While guest-hosting Jimmy Kimmel Live!, Tracee Ellis Ross explained sexual harassment to the dudes who still don't get it in a novel new way. Quite literally: with a children's book (yes, complete with pictures) to break this thing down once and for all. According to Refinery 29, Ross took over hosting from Kimmel since he needed to stay at home with his son following his child's heart surgery. This proved the perfect opportunity for the actor and comedian to explain one of the topics that had dominated the news cycle this year.
Ross seemed surprised at the surprise with which many men responded to the revelations from "countless brave women" that they'd suffered from sexual harassment — after all, she argued, "treating another human being with respect isn't complicated." Thus, Ross was inspired to write The Handsy Man, a book which breaks down harassment into simple language and colorful pictures and which, best of all, mimics the sort of catchy rhymes you'd find in a Dr. Seuss tome. Thus, audiences everywhere learned "And if I am your employee/don't rest your hand upon my knee." In one of the most comedic parts of the book, the protagonist calls out for help from Chris Hansen, who catches internet sex predators in the segment To Catch a Predator on Dateline NBC — truly, this book was the gift that kept on giving.
So why do we need The Handsy Man? Mostly because as Ross has already claimed, men don't seem to get it. An essay in the New Statesman penned by a man asked of his experiences with women "Was it consensual? Was I sure? Really 100 percent sure?" while the Daily Mail's article "Is hugging still okay?" included interviews with men like sales associate Steve Wyard who asked "Have we gotten to the point now where men can't say, 'That's a nice dress' or 'Did you do something with your hair?'"
Similarly, after That '70s Show actor Danny Masterson was accused of rape and dropped from the fourth season of The Ranch following allegations, Masterson responded "In this country, you are presumed innocent until proven guilty. However, in the current climate, it seems as if you are presumed guilty the moment you are accused." He seemed completely oblivious to why being under investigation by the Los Angeles Police Department for allegations of three different cases of sexual assault would be a serious enough charge to cost him his job.
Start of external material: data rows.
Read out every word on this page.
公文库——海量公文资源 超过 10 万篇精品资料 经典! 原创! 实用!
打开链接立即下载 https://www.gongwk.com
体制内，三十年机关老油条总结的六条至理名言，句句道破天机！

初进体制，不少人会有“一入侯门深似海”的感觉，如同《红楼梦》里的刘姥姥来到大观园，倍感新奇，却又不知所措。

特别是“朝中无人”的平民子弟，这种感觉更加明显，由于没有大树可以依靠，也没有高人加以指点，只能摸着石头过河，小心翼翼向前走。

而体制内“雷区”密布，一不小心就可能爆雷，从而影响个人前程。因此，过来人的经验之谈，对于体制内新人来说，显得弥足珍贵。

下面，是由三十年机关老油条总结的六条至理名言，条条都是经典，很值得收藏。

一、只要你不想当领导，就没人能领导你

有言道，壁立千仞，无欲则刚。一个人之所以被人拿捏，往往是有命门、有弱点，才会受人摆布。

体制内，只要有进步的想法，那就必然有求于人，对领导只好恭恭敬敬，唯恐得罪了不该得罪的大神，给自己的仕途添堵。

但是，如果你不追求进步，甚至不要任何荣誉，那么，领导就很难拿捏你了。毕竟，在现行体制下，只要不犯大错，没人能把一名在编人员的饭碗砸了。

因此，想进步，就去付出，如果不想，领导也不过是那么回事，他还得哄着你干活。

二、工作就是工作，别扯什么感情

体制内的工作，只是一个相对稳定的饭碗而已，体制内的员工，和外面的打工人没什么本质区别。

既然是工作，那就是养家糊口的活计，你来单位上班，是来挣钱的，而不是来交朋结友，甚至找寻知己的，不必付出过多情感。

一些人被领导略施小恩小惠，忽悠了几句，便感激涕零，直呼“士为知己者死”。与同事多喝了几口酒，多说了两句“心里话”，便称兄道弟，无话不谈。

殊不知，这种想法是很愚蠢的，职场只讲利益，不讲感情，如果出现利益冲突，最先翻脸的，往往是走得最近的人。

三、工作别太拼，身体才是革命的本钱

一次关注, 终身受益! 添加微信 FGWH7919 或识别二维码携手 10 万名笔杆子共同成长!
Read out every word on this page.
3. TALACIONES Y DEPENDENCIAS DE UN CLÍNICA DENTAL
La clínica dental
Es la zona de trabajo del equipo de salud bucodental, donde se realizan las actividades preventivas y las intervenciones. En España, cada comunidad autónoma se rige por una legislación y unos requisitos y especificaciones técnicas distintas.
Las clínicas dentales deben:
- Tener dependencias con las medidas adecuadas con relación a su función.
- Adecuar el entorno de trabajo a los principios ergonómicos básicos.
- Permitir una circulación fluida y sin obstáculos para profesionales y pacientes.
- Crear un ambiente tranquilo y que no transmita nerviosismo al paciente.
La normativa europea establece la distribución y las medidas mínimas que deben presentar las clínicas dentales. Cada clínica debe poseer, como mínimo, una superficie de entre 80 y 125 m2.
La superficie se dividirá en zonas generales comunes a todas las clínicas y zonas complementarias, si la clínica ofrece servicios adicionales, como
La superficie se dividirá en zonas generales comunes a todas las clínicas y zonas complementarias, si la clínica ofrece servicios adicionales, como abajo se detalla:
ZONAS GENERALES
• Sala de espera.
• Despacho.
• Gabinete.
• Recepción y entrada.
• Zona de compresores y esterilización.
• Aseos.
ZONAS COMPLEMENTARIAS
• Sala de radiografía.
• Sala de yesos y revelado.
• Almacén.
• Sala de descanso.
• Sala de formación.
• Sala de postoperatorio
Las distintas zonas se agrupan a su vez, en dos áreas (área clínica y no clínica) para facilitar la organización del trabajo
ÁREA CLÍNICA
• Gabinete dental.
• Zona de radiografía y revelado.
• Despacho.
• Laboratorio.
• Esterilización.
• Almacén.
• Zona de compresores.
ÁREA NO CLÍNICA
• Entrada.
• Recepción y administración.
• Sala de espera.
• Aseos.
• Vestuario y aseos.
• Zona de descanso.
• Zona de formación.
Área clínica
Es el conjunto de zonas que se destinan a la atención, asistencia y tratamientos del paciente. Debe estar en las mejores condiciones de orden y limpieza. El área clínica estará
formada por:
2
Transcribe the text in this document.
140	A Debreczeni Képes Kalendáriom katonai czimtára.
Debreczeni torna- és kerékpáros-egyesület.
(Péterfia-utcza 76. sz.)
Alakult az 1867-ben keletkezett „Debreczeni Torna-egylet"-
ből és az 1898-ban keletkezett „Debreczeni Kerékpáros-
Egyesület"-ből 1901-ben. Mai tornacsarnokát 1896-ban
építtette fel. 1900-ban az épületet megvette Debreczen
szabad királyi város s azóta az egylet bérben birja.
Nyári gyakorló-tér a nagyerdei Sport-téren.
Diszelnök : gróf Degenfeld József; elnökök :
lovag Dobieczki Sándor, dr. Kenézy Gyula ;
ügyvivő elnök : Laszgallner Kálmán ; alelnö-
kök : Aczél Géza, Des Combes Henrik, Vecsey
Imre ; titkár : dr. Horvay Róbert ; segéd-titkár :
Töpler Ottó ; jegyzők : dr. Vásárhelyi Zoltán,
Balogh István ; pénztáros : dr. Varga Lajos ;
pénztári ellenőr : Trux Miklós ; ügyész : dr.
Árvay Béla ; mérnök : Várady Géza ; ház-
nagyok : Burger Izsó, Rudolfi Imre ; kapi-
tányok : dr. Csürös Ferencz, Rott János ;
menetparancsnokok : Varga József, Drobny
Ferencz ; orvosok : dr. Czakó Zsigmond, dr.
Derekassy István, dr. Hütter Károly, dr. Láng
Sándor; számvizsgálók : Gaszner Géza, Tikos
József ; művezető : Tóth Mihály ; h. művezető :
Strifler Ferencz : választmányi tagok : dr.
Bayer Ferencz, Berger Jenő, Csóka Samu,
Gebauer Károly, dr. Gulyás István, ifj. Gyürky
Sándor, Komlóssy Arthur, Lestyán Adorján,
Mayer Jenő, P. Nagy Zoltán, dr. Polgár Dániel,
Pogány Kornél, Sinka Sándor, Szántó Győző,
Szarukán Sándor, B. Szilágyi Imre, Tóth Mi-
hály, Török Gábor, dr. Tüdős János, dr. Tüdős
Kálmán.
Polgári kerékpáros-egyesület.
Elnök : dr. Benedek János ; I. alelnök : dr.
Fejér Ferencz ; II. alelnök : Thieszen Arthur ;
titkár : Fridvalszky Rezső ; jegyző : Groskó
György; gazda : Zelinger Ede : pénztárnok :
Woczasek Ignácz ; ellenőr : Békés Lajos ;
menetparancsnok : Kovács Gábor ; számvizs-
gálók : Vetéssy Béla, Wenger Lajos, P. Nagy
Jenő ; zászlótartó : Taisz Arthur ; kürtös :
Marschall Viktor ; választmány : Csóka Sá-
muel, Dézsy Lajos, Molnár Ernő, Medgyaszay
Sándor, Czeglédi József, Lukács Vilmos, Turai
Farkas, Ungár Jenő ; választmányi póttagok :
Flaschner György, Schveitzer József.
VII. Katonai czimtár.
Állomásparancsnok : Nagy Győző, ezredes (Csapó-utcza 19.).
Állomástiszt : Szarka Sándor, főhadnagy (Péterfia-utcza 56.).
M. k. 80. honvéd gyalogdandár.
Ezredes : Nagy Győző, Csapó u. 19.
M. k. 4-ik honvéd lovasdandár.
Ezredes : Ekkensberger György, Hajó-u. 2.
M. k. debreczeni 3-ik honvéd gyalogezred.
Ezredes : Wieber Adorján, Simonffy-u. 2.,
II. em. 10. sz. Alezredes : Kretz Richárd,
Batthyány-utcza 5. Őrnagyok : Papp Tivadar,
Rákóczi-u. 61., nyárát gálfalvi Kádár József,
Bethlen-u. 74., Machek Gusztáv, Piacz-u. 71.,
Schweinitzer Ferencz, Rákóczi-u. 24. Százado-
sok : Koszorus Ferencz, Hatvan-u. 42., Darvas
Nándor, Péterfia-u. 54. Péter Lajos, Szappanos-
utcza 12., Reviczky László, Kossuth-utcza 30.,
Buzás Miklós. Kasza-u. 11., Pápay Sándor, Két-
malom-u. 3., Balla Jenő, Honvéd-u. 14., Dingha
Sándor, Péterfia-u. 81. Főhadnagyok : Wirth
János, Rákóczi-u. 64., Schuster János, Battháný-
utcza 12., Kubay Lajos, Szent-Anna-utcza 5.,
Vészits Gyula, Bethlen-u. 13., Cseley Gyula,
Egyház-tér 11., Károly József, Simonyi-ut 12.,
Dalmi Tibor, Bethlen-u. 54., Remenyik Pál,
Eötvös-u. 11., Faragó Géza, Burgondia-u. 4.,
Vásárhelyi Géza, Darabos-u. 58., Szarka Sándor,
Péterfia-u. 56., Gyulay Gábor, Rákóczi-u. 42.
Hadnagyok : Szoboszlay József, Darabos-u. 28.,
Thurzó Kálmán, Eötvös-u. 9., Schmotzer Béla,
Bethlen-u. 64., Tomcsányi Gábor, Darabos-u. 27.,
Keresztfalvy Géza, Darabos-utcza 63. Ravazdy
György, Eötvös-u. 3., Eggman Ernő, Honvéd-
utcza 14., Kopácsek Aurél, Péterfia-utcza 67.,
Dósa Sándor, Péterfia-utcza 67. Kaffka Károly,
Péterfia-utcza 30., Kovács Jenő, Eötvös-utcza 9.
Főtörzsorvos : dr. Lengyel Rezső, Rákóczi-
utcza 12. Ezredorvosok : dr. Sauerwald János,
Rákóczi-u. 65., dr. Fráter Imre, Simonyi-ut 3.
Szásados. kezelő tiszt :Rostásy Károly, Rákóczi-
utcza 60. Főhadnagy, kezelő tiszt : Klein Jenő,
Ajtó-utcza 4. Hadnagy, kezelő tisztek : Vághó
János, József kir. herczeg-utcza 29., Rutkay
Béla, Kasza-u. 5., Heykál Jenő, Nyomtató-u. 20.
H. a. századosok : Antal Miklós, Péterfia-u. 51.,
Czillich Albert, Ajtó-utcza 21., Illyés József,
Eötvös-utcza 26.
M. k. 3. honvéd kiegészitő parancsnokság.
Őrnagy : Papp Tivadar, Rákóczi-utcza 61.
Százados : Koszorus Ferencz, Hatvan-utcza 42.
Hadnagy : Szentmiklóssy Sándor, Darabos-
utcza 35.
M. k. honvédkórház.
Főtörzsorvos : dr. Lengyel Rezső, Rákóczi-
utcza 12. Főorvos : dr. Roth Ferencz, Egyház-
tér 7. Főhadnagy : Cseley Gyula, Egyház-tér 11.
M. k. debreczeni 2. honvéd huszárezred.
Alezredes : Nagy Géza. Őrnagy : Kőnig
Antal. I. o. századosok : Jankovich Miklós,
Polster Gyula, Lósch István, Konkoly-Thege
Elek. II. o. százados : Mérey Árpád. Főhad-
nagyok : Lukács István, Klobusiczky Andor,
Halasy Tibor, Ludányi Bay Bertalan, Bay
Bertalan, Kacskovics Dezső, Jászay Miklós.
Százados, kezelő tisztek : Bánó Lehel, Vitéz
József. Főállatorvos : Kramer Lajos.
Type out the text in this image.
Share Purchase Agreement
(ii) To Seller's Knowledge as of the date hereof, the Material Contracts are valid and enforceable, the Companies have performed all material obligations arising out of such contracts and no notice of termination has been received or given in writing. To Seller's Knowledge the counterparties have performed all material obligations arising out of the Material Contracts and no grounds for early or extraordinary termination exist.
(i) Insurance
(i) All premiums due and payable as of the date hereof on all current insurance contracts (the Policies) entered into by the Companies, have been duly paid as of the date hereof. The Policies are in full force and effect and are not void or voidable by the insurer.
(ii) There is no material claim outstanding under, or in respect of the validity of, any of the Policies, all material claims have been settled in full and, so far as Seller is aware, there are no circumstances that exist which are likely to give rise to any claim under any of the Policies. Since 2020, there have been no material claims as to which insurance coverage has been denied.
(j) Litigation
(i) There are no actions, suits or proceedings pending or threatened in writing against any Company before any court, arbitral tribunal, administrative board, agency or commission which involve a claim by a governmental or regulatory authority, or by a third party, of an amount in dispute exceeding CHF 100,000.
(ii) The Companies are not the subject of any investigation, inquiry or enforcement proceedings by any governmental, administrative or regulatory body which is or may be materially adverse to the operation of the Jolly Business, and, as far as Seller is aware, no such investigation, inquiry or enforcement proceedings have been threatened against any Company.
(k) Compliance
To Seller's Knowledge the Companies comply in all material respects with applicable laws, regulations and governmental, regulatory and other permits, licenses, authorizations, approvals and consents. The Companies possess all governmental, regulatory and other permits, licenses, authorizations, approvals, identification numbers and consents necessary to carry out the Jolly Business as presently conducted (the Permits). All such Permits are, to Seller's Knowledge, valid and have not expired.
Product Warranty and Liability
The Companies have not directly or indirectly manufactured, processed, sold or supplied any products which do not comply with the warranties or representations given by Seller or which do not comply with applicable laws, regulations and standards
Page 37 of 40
But after so many revelations of sexual harassment have dropped over the past few months, such responses seem increasingly weak. After The New York Times published their expose of Harvey Weinstein on October 5, a story which included decades of allegations against the film mogul, he responded in person in the same paper. Weinstein released a statement in response to the allegations to The New York Times, in which he said “I appreciate the way I’ve behaved with colleagues in the past has caused a lot of pain and I sincerely apologize for it. Though I’m trying to do better I know I have a long way to go."
Almost countless sexual harassment allegations would follow over the next few months, issuing from various fields of work. But as Ross explains, it isn't that complicated. It’s about treating female coworkers with every bit as much respect as their male counterparts. If you wouldn’t show the guy in the cubicle next to yours your private parts, why would you do it to a woman?
And as The Handsy Man helpfully spells out, this isn’t location specific — this advice about boundaries applies to absolutely every arena in which you might interact with a coworker “You’re not allowed to touch my can. Not on a plane. Not on a train. Not on your boat.” Sure, as the book also acknowledges, “I shouldn’t have to say this crap.” Yet as the sexual harassment revelations this year have suggested, we do have to say this crap.
So the next time a man asks you for advice about boundaries and consent or confides he’s unsure about workplace etiquette, you know what to forward him. The Handsy Man is the one book that even the most confused of dudes can’t fail to understand.